Published 8:44 am Tuesday, March 8, 2011
Column: Notes from Home
Volunteering to serve the community isn’t what it used to be.
Once upon a time, lots of American institutions thrived because of women and men (mostly women) who stepped forward and did what needed to be done without thought of payment. They ran PTA chapters at school, organized Red Cross functions, led Scout troops, made bandages for distant disasters, kept an eye out for children and shut-ins in their neighborhoods …
Don’t I sound like an old curmudgeon? When I was a child … blah, blah, blah. Surely I can’t mean what I say? Surely I see all the teens and adults packaging meals for the hungry, going on mission trips and helping to build houses today? Yes, of course I see them. I’ve been one of them, helping with those tasks.
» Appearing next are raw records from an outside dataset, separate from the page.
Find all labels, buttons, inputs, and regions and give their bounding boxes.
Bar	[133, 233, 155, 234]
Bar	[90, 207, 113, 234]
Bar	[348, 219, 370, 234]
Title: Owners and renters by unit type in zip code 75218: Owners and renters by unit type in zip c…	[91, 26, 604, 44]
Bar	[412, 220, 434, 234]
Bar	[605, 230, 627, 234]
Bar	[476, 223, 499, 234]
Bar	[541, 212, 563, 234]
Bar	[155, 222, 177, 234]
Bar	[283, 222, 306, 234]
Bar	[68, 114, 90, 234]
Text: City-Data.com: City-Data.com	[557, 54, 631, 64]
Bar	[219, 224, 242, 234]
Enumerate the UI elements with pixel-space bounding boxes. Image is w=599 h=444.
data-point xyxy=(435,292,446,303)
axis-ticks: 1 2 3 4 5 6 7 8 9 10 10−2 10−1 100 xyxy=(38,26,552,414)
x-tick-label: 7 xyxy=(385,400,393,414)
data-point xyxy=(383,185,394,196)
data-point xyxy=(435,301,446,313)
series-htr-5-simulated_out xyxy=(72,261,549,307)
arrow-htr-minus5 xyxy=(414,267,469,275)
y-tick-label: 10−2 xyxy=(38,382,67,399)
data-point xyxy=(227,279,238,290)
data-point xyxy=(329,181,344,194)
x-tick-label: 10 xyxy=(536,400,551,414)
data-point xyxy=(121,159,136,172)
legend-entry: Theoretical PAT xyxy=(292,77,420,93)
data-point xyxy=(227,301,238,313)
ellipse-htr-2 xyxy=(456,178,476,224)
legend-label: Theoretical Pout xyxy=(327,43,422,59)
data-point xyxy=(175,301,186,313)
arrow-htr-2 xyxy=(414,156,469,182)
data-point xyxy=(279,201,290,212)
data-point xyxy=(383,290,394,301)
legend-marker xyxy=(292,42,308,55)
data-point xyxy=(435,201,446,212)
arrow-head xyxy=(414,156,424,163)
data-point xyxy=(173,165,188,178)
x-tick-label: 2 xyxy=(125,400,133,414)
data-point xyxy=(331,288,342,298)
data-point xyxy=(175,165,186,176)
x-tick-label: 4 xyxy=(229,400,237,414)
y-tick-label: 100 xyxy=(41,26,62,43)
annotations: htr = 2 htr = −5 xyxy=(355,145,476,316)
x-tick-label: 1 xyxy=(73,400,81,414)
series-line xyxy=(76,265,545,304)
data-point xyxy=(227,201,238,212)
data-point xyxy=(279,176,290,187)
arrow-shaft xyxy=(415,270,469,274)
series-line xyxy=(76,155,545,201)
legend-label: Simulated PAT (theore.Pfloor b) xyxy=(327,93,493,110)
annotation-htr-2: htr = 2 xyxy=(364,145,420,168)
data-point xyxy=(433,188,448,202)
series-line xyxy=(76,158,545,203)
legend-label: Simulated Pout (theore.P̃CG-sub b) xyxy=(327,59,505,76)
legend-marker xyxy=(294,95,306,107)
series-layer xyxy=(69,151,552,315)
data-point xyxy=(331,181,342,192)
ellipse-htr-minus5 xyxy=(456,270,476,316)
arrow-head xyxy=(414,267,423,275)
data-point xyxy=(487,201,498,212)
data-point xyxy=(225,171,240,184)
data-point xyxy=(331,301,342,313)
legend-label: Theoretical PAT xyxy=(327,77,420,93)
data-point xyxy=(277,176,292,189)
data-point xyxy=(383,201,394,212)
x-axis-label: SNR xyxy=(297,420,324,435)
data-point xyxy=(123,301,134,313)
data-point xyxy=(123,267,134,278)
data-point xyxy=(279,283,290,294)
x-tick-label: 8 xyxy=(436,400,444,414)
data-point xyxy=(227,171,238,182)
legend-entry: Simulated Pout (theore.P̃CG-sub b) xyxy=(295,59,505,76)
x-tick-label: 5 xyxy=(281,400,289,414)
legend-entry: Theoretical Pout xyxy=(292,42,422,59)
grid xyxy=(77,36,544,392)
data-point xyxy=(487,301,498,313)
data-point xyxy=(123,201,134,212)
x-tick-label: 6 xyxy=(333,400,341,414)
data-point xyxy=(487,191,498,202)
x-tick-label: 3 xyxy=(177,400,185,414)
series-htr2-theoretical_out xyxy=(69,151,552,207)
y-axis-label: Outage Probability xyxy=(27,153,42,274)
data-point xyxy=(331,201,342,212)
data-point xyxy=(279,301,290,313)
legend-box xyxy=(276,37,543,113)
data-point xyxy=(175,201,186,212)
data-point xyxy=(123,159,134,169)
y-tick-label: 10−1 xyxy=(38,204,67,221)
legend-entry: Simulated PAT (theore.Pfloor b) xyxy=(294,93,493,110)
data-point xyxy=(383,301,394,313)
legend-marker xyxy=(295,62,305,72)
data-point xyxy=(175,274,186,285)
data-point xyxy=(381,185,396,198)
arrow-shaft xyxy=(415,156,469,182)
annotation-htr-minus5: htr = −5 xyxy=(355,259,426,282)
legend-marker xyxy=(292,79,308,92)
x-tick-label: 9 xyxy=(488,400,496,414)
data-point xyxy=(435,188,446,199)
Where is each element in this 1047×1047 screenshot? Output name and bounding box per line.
It’s not that the idea of volunteering has gone away; it’s just that the motivation for serving others seems to have changed. Today volunteering is something most of us seem to be doing for some kind of reward — the public acknowledgement, the free cookies or sandwiches, the line item for a résumé — or because of some kind of pressure, and not because the act of serving another is something we just do because we’re Americans or religious … or human beings.
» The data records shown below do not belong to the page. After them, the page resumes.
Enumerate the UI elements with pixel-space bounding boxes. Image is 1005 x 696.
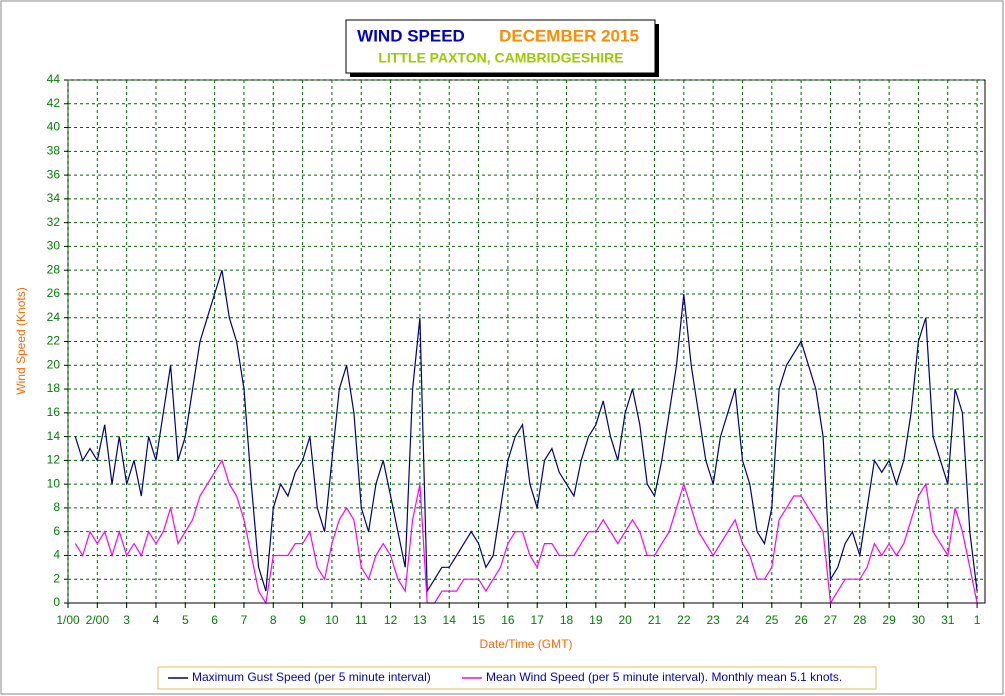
y-tick-label: 30 — [47, 239, 61, 253]
chart-subtitle: LITTLE PAXTON, CAMBRIDGESHIRE — [378, 50, 623, 66]
x-tick-label: 21 — [648, 613, 662, 627]
y-tick-label: 28 — [47, 262, 61, 276]
x-tick-label: 6 — [211, 613, 218, 627]
y-tick-label: 6 — [53, 524, 60, 538]
x-tick-label: 28 — [853, 613, 867, 627]
legend-label: Mean Wind Speed (per 5 minute interval).… — [486, 670, 842, 684]
x-tick-label: 13 — [413, 613, 427, 627]
legend — [157, 666, 877, 690]
x-tick-label: 12 — [384, 613, 398, 627]
y-tick-label: 10 — [47, 476, 61, 490]
x-tick-label: 29 — [882, 613, 896, 627]
y-tick-label: 16 — [47, 405, 61, 419]
x-axis-label: Date/Time (GMT) — [480, 637, 573, 651]
x-tick-label: 11 — [355, 613, 368, 627]
chart-title-period: DECEMBER 2015 — [499, 26, 639, 45]
x-tick-label: 26 — [794, 613, 808, 627]
x-tick-label: 22 — [677, 613, 691, 627]
x-tick-label: 14 — [443, 613, 457, 627]
x-tick-label: 3 — [123, 613, 130, 627]
y-tick-label: 38 — [47, 143, 61, 157]
x-tick-label: 19 — [589, 613, 603, 627]
x-tick-label: 7 — [241, 613, 248, 627]
x-tick-label: 31 — [941, 613, 955, 627]
y-tick-label: 44 — [47, 72, 61, 86]
x-tick-label: 5 — [182, 613, 189, 627]
series-line — [74, 270, 978, 594]
y-tick-label: 36 — [47, 167, 61, 181]
x-tick-label: 1/00 — [56, 613, 80, 627]
y-tick-label: 42 — [47, 96, 61, 110]
y-tick-label: 34 — [47, 191, 61, 205]
x-tick-label: 24 — [736, 613, 750, 627]
x-tick-label: 17 — [531, 613, 545, 627]
x-tick-label: 4 — [153, 613, 160, 627]
x-tick-label: 27 — [824, 613, 838, 627]
y-tick-label: 20 — [47, 357, 61, 371]
y-tick-label: 2 — [53, 571, 60, 585]
x-tick-label: 16 — [501, 613, 515, 627]
y-tick-label: 26 — [47, 286, 61, 300]
x-tick-label: 15 — [472, 613, 486, 627]
y-tick-label: 8 — [53, 500, 60, 514]
y-tick-label: 40 — [47, 120, 61, 134]
y-axis-label: Wind Speed (Knots) — [14, 287, 28, 394]
x-tick-label: 20 — [618, 613, 632, 627]
y-tick-label: 4 — [53, 548, 60, 562]
title-box — [345, 19, 656, 74]
x-tick-label: 8 — [270, 613, 277, 627]
x-tick-label: 30 — [912, 613, 926, 627]
x-tick-label: 9 — [299, 613, 306, 627]
x-tick-label: 23 — [706, 613, 720, 627]
legend-label: Maximum Gust Speed (per 5 minute interva… — [192, 670, 431, 684]
series-line — [74, 458, 978, 605]
y-tick-label: 32 — [47, 215, 61, 229]
y-tick-label: 24 — [47, 310, 61, 324]
x-tick-label: 1 — [974, 613, 981, 627]
x-tick-label: 2/00 — [86, 613, 110, 627]
y-tick-label: 22 — [47, 334, 61, 348]
x-tick-label: 25 — [765, 613, 779, 627]
y-tick-label: 0 — [53, 595, 60, 609]
chart-title: WIND SPEED — [357, 26, 465, 45]
y-tick-label: 14 — [47, 429, 61, 443]
y-tick-label: 12 — [47, 453, 61, 467]
x-tick-label: 18 — [560, 613, 574, 627]
x-tick-label: 10 — [325, 613, 339, 627]
y-tick-label: 18 — [47, 381, 61, 395]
This is most obvious when you look at the applications for college and the associated scholarships, or rather, when you look at how families prepare for those applications. Teenagers volunteer to serve supper to the homeless for the sake of that college application and then, later, the résumé for that first job.
Families have learned to keep track of these service experiences — our family does now, after the experience of applying for college with our oldest — because it’s something colleges ask about. Organizations that give out scholarships — including colleges themselves — also ask for evidence of volunteering. We try to keep the documentation in the background, but periodically there it is, sitting right in our faces: we need to keep these records to help our kids.
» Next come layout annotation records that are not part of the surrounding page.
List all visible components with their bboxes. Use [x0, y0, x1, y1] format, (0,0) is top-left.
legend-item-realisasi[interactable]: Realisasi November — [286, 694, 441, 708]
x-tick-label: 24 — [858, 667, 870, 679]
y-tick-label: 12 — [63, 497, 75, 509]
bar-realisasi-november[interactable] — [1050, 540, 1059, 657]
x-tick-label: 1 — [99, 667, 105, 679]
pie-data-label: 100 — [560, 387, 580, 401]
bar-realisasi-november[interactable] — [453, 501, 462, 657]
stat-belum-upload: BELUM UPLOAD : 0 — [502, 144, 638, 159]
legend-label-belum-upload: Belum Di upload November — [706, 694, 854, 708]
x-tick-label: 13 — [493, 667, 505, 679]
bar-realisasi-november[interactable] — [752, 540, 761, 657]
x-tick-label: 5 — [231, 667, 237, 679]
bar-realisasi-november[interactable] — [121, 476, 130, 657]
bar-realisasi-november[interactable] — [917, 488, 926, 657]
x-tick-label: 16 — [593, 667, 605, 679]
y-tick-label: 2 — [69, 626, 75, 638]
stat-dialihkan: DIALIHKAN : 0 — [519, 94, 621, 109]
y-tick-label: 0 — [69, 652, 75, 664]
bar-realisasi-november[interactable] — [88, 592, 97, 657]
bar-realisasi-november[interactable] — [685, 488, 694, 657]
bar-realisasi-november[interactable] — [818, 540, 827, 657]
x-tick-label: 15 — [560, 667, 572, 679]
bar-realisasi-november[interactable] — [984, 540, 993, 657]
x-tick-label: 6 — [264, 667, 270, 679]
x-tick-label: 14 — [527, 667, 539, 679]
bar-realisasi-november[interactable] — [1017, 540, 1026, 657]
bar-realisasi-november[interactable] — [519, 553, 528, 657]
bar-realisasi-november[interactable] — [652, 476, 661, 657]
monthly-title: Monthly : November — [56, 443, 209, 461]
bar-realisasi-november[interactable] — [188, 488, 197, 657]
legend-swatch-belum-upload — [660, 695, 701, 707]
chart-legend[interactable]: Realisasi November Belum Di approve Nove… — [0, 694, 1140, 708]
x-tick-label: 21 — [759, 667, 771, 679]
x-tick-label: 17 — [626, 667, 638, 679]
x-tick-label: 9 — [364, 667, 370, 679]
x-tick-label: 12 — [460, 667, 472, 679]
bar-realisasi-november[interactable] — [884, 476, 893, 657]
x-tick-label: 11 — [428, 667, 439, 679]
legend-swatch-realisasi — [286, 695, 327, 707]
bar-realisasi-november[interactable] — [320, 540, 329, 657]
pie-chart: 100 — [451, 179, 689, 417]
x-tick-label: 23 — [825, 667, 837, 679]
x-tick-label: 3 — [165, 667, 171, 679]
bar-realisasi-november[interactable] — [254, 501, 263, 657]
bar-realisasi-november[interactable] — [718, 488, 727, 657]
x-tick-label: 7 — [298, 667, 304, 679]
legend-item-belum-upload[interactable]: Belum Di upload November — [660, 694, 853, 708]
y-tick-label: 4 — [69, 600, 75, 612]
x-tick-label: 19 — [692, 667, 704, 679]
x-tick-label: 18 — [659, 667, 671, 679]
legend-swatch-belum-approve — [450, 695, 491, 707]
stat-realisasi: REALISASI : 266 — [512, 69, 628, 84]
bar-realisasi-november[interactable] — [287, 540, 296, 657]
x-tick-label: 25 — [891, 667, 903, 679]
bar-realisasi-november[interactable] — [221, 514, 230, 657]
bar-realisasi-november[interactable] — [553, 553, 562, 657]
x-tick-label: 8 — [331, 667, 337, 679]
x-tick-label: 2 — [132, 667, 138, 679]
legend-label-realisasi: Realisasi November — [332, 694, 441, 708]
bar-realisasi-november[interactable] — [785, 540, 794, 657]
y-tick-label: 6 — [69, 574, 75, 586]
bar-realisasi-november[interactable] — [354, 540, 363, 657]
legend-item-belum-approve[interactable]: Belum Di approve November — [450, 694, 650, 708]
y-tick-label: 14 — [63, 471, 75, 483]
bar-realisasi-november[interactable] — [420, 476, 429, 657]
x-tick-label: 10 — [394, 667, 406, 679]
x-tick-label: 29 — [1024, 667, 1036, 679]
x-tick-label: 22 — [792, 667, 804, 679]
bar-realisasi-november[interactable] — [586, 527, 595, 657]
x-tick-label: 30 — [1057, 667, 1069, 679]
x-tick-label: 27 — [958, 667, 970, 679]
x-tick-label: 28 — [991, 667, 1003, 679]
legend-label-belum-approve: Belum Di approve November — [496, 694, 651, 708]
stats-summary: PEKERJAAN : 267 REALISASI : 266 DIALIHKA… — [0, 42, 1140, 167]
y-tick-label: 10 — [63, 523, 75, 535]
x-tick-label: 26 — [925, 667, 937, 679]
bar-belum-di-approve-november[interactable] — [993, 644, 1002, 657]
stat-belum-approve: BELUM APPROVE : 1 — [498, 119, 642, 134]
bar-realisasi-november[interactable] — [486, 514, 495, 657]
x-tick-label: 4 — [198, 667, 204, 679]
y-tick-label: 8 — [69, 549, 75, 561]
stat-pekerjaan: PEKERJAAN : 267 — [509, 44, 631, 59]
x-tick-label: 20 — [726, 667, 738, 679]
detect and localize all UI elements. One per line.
There’s another thing that complicates the concept of service: What happens when we volunteer our time for an institution that uses that service as part of its PR or advertising, helping them profit from what volunteers do? It still means helping people, but volunteering within an institution that’s out to make a profit also means working without pay in a way that benefits somebody else’s wallet.
Consider this, too, as you look at the total picture of volunteering: Some of us are pressured to volunteer through something known locally as Sentenced to Serve. A person is sentenced by a court to serve others as a punishment for having broken the law. Yes, it’s usually some non-lethal kind of crime, but regardless of what they did, they are serving the community — providing unpaid labor to churches or roadsides or Habitat for Humanity or something similar — as an alternative to sitting in jail. What an attractive concept: volunteering seen as a punishment, as menial labor assigned to losers.
This does not mean that there aren’t others who are genuine in their service, and are not seeking anything other than the satisfaction of knowing they have helped the community. Recently I read a story about volunteers helping out county and municipal governments in different parts of Minnesota. Those local governments don’t have enough money to pay people to work in all kinds of areas, so some big-hearted men and women have stepped forward to answer telephones and staff counters. In Arizona, volunteers are camping out in state parks that have been closed because of budget cuts. They’re protecting artifacts from looters because the state isn’t.
One common feature with most of those volunteers is that they are retirees — they have social security and pensions to pay the bills. But they also grew up at a time when sacrifice for the sake of the community and service to others were considered core values. How many of my generation or the generations following me are going to step into their shoes when they’re gone?
Right from its founding, our society has always been concerned about money — making money, saving money, spending money — but lately it seems that money is the only thing that matters. How much will I earn from this investment? How much will I get paid? How can I stop the government from stealing my money? It’s hard to “sell” the idea of service for service’s sake — because it’s the right thing to do — when people are encouraged to focus so selfishly on their own needs.
Albert Lea resident David Rask Behling teaches at Waldorf College in Forest City, Iowa, and lives with his wife and children in Albert Lea. His column appears every other Tuesday.